LE CHIEN : Excusez-moi... de me mêler encore à la conversation... c’est l’instinct... oui... j’ai l’instinct de conversation... Eh bien ! pour ne rien vous cacher, une fois, j’ai pris un cachet... (Lyrique :)... et j’ai rêvé !

LE MONSIEUR, méprisant et agacé : ... de gigot, bien entendu !

LE CHIEN : Non, j’avais un collier de fleurs... et je folâtrais dans les jardins suspendus.

LE CHAT : Et moi j’ai rêvé d’une jolie chatte... mais je ne vous en dirai pas plus.

LE PETIT GARÇON : Et moi, toujours je rêve que nous sommes très heureux.

-  Collection PLANETE PREVERT dirigée par Jean-Paul Liégeois

JACQUES PREVERT

Biographie

Poète et scénariste, originaire d’un milieu bourgeois et dévot de Neuilly-sur-Seine, Jacques Prévert ne cesse de se moquer des convenances, du clergé et de la religion. Il participe au mouvement surréaliste avant de s’en éloigner, puis s’intéresse au théâtre (Groupe Octobre). Joseph Kosma a mis en musique ses textes (Barbara, Les Feuilles mortes...).

Jacques Prévert réalise les scénarios et les dialogues des grands films réalistes poétiques du cinéma français, dont Jean Renoir et surtout Marcel Carné sont les réalisateurs. Après la publication de son recueil Paroles, en 1946, il devient un grand poète populaire, grâce à son langage familier, à son humour et à ses hymnes à la liberté. Au sujet de Paroles, Carole Aurouet écrit dans Prévert, portrait d’une vie (Ramsay, 2007, page 126) : « Outre les thèmes abordés, Paroles est également novateur, atypique et détonant, par sa forme et son style. C’est un recueil placé sous le signe de l’éclectisme dans lequel on trouve aussi bien des textes courts que des chansons, des histoires, des instantanés et des inventaires. Prévert y mélange les genres. Il ne s’inscrit dans aucune taxinomie poétique. Par ailleurs, il tord le cou aux règles de versification classique, tant au niveau du rythme que de la disposition ou de la ponctuation. Prévert a notamment gardé de son passage par le surréalisme une façon singulière de détruire les clichés langagiers et les lieux communs. Il attire, par exemple, l’attention de ses lecteurs sur l’arbitraire du signe. Il use avec brio des contrepèteries, des calembours, des équivoques et des allégories. Il rend hommage en quelque sorte au langage populaire ».

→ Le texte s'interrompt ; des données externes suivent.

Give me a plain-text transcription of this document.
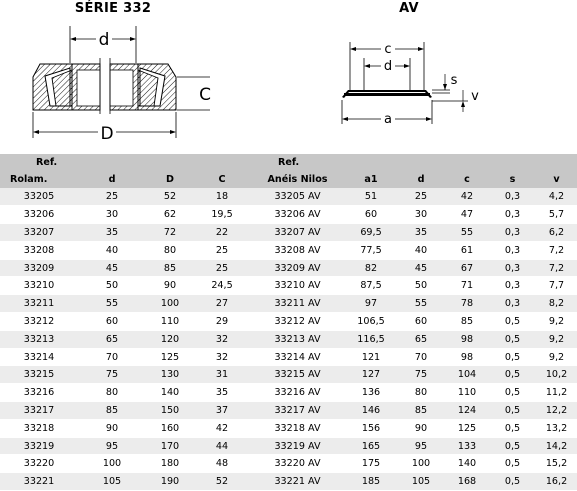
SÉRIE 332	AV
d
C
D
c
d
s
v
a
Ref.				Ref.					
Rolam.	d	D	C	Anéis Nilos	a1	d	c	s	v
33205	25	52	18	33205 AV	51	25	42	0,3	4,2
33206	30	62	19,5	33206 AV	60	30	47	0,3	5,7
33207	35	72	22	33207 AV	69,5	35	55	0,3	6,2
33208	40	80	25	33208 AV	77,5	40	61	0,3	7,2
33209	45	85	25	33209 AV	82	45	67	0,3	7,2
33210	50	90	24,5	33210 AV	87,5	50	71	0,3	7,7
33211	55	100	27	33211 AV	97	55	78	0,3	8,2
33212	60	110	29	33212 AV	106,5	60	85	0,5	9,2
33213	65	120	32	33213 AV	116,5	65	98	0,5	9,2
33214	70	125	32	33214 AV	121	70	98	0,5	9,2
33215	75	130	31	33215 AV	127	75	104	0,5	10,2
33216	80	140	35	33216 AV	136	80	110	0,5	11,2
33217	85	150	37	33217 AV	146	85	124	0,5	12,2
33218	90	160	42	33218 AV	156	90	125	0,5	13,2
33219	95	170	44	33219 AV	165	95	133	0,5	14,2
33220	100	180	48	33220 AV	175	100	140	0,5	15,2
33221	105	190	52	33221 AV	185	105	168	0,5	16,2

Son anticléricalisme parfois violent, est souvent occulté par le public, au profit de ses thèmes sur l’enfance et la nature. Jacques Prévert naît au 19 de la rue de Chartres à Neuilly-sur-Seine (act. Hauts-de-Seine) le 4 février 1900. Il y passe son enfance dans une famille de petits bourgeois dévots aux côtés de son père André Prévert, critique dramatique, qui l’amène souvent au théâtre, et de Suzanne Catusse, sa mère, qui l’initie à la lecture. Il s’ennuie à l’école, et dès 15 ans, après son certificat d’études, il quitte l’école et fait des petits boulots, il travaille notamment au grand magasin "Le Bon Marché". D’abord mobilisé en 1918, son service militaire se poursuit à Saint-Nicolas-de-Port où il rencontre Yves Tanguy avant d’ être envoyé à Istanbul où il fera la connaissance de Marcel Duhamel.

En 1925, il participe au mouvement surréaliste, au sein du groupe de la rue du Château, en fait un logement "collectif" où habitent Marcel Duhamel, Raymond Queneau et Yves Tanguy. Ils y inventent le jeu du cadavre exquis dessiné. Prévert est toutefois trop indépendant d’esprit pour faire véritablement partie d’un groupe constitué, quel qu’il soit. Il est le scénariste et dialoguiste des plus grands films français des années 1935-1945 dont Drôle de drame, Le Quai des brumes, Hôtel du Nord, Le Jour se lève, Les Enfants du paradis de Marcel Carné. En 1932, il écrit des textes pour ce qui sera plus tard le groupe Octobre. Ses poèmes sont mis en musique par Joseph Kosma dès 1933 (Les Feuilles mortes). Il écrit des pièces de théâtre. La publication de son recueil Paroles en 1946 obtient un vif succès. Il entre alors au Collège de ’Pataphysique dont il devient Transcendant Satrape en 1953. (« Le Collège ne prenant pas en compte des transformations aussi peu importantes que le décès, il y demeure président mémorial de la Sous-Commission des Paraphrases. », Lucien Logette, in "La Quinzaine littéraire", n° 945 du 1er mai 2007, page 16).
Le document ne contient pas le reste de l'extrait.